The optimal device appears to be the foot and calf IPC that gives 3 impulses per minute with a delay of 1 sec for calf compression and has an inflation pressure of 120 mmHg that lasts 4 seconds. The recommendation is to use the IPC daily, in a sitting position for a total duration of about 3 hours daily.17
Additional clinical effects of IPC are: the maintenance of flow in a failing lower limb graft, reduction of limb oedema and compartmental pressure after injury, elimination of tissue damage, alleviation of rest pain and prevention of venous thromboembolism. All the above may expand the indication for the use of IPC when balloon angioplasty is not possible, when the patient is high risk of peri-operative mortality, when distal arterial beds are unsuitable for graft implantation and in graft failure when the patient is not suitable for further surgery.
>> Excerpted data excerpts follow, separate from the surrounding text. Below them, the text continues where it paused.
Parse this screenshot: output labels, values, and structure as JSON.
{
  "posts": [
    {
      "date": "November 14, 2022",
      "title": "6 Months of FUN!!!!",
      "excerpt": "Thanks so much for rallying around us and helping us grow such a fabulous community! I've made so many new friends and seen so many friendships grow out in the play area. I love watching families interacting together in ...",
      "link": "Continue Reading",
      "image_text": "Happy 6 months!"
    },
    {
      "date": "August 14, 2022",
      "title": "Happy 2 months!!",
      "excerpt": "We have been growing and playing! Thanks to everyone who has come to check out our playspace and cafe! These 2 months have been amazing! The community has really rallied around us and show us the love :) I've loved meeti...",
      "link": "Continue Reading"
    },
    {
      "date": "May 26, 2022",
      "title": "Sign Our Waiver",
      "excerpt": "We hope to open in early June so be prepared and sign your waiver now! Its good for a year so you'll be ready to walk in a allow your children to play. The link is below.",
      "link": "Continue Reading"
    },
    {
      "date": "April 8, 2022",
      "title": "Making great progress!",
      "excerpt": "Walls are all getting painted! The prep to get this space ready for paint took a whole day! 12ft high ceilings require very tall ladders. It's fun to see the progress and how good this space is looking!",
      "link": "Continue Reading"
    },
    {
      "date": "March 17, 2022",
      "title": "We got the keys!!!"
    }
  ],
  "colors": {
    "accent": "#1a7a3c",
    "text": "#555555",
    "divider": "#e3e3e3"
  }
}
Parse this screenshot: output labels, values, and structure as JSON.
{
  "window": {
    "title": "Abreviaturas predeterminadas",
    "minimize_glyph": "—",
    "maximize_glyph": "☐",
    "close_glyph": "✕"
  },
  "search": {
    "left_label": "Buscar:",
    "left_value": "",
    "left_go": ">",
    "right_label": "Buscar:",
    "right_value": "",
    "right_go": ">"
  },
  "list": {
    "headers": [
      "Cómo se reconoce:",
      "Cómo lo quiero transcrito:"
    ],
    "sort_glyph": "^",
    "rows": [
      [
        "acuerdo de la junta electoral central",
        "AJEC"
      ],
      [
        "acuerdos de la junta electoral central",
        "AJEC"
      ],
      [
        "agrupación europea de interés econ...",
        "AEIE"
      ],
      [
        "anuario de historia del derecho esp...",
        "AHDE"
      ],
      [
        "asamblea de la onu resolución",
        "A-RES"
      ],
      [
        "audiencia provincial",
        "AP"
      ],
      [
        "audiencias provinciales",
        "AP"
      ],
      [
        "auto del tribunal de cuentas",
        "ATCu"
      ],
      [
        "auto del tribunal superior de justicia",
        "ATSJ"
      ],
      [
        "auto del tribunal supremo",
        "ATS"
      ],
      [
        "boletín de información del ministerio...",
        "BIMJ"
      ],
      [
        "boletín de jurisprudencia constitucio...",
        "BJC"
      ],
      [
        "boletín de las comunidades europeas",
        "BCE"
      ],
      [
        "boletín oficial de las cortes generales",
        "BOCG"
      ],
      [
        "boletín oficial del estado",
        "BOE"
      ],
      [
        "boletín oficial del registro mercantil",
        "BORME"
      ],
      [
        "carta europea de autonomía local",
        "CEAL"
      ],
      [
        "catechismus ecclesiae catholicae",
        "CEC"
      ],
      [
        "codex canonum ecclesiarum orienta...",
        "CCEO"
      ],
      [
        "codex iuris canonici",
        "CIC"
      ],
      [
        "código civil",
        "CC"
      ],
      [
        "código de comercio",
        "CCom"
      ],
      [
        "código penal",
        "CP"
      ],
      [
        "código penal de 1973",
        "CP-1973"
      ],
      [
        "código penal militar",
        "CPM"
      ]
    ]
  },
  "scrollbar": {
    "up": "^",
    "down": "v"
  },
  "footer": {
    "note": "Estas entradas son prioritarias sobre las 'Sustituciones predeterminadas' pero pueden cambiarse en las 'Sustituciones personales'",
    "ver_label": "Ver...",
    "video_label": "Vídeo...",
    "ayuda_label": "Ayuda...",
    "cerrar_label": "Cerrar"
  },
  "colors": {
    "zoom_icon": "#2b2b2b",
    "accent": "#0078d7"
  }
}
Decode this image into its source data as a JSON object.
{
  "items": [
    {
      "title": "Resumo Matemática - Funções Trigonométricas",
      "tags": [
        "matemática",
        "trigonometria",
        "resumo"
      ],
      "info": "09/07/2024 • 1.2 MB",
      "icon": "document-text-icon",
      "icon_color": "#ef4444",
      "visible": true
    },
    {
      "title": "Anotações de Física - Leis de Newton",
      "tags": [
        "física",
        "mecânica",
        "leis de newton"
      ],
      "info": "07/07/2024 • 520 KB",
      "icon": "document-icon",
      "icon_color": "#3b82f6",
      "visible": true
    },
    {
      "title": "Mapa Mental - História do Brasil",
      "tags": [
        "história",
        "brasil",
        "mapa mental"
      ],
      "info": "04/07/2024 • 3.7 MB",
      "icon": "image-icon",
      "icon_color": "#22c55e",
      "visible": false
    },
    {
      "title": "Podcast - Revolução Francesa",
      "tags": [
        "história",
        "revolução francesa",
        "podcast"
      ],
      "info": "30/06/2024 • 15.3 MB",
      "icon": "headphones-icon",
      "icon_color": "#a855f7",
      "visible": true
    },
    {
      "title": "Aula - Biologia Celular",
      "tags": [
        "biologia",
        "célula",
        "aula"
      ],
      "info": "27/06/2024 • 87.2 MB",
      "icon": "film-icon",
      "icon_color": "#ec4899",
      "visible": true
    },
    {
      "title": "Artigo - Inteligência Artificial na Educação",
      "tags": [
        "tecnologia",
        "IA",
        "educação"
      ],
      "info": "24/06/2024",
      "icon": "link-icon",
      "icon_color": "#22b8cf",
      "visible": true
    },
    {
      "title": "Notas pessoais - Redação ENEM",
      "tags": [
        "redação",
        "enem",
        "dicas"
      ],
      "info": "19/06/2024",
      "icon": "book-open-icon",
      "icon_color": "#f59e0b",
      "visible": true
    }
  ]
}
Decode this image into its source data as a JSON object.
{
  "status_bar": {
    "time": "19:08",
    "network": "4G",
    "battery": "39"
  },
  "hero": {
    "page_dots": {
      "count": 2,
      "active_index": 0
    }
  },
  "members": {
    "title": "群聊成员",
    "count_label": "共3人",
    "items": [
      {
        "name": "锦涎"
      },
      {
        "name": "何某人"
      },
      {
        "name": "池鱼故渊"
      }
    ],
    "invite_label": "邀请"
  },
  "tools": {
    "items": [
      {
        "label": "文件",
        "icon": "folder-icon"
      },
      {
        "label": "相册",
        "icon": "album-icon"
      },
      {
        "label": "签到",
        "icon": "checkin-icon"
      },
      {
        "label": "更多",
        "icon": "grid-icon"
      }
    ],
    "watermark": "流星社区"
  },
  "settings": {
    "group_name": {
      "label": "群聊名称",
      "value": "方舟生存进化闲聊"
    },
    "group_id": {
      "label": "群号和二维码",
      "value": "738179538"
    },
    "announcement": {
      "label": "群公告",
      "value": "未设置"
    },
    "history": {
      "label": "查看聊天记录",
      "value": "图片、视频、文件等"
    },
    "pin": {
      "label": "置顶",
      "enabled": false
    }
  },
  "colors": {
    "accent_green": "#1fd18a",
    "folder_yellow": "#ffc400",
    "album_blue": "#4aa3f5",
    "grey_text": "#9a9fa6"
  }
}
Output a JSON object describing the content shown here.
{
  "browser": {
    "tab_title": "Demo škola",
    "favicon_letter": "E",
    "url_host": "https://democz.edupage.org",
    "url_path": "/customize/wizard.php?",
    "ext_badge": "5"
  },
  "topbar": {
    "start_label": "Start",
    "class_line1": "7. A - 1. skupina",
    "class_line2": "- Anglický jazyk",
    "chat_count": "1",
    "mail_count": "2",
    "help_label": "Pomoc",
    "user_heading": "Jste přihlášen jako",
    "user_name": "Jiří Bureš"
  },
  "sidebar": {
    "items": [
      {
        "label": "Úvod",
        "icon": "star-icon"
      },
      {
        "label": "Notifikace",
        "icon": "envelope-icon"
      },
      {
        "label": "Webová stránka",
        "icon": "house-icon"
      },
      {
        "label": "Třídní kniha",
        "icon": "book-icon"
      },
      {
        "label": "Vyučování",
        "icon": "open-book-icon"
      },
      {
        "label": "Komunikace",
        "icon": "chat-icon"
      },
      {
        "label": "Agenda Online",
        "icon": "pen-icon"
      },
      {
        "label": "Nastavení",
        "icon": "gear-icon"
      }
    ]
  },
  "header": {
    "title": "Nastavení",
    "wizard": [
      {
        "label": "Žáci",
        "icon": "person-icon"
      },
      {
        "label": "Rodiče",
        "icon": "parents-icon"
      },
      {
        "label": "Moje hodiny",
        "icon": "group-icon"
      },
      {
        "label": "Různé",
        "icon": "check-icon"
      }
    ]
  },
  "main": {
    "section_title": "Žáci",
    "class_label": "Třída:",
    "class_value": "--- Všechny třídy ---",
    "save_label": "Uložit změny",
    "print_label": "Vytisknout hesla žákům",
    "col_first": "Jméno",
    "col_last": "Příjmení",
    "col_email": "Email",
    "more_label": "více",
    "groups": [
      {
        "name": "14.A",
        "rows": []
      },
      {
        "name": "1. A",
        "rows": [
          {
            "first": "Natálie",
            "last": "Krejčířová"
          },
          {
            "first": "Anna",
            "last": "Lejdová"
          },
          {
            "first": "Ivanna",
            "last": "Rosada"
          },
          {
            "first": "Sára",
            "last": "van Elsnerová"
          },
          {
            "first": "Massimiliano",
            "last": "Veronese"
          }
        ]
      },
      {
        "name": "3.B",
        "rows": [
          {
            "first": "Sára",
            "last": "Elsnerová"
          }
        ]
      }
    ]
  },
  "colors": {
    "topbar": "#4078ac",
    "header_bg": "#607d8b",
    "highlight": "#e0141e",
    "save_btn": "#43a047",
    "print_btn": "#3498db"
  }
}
The advantage from the use of IPC is that it can be administered at home because the device is portable, the treatment is flexible and can be initiated at the most convenient time during the day for each patient, and therefore, it has high compliance while it is free of complications.
In conclusion, IPC not only could be an alternative in the treatment of PAOD, but it may be used as an adjunct to other treatment. A large multicentre, randomized trial with long follow-up is needed. The cost-effectiveness of such treatment should also be assessed.